With little prospect of a vaccine becoming widely available this year, and faced with unprecedented uncertainty, the OECD has taken the unusual step of presenting two equally likely scenarios, one in which the virus is brought under control, and another in which a second global outbreak hits before the end of 2020.
If a second outbreak occurs triggering a return to lockdowns, world economic output is forecast to plummet 7.6 percent this year, before climbing back 2.8 percent in 2021. At its peak, unemployment in the OECD economies would be more than double the rate prior to the outbreaks, with little recovery in jobs next year.
If a second wave of infections is avoided, global economic activity is expected to fall by 6 percent in 2020 and OECD unemployment to climb to 9.2 percent from 5.4 percent in 2019.
Euro area GDP is expected to plunge by 11.5 percent this year if a second wave breaks out, and by over 9 percent even if a second hit is avoided, while GDP in the United States will take a hit of 8.5 percent and 7.3 percent respectively, and Japan 7.3 percent and 6 percent.
Emerging economies such as Brazil, Russia and South Africa, meanwhile, face particular challenges of strained health systems, adding to the difficulties caused by a collapse in commodity prices, and their economies plunging by 9.1 percent, 10 percent, and 8.2 percent respectively in case of a double hit scenario, and 7.4 percent, 8 percent and 7.5 percent in case of a single hit.
China’s and India’s GDPs will be relatively less affected, with a decrease of 3.7 percent and 7.3 percent respectively in case of a double hit and 2.6 percent and 3.7 percent in case of a single hit.
In both scenarios, the recovery, after an initial, rapid resumption of activity, will take a long time to bring output back to pre-pandemic levels, and the crisis will leave long-lasting scars – a fall in living standards, high unemployment and weak investment.
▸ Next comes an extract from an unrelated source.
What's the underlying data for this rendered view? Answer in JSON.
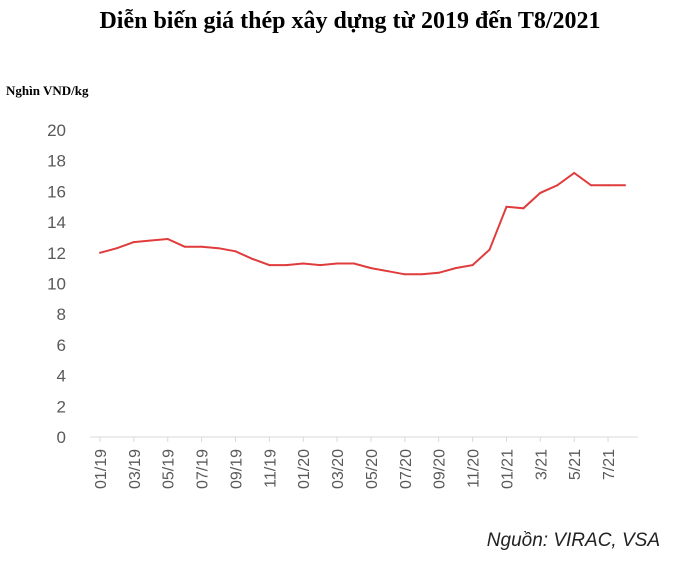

Job losses in the most affected sectors, such as tourism, hospitality and entertainment, will particularly hit low-skilled, young, and informal workers, the OECD said.
“Uncertainty is clearly extreme in the current context, but the implications of that for macroeconomic policies are not symmetric. Policy-makers were right not to be too slow to introduce emergency measures, and they should now guard against being too quick to withdraw them,” said OECD Secretary-General Angel Gurria.
“How governments act today will shape the post-COVID world for years to come,” he added.
“This is true not only domestically, where the right policies can foster a resilient, inclusive and sustainable recovery, but also in terms of how countries cooperate to tackle global challenges together,” he said. “International cooperation, a weak point so far in the policy response, can create confidence and have important positive spillover effects.”
The OECD in the report called for stronger international cooperation to help end the pandemic more quickly, speed up economic recovery, and avoid harming the catch-up process of emerging market economies and developing countries.
It also argued for more resilient supply chains, including larger holdings of stocks and more diversification of sources locally and internationally.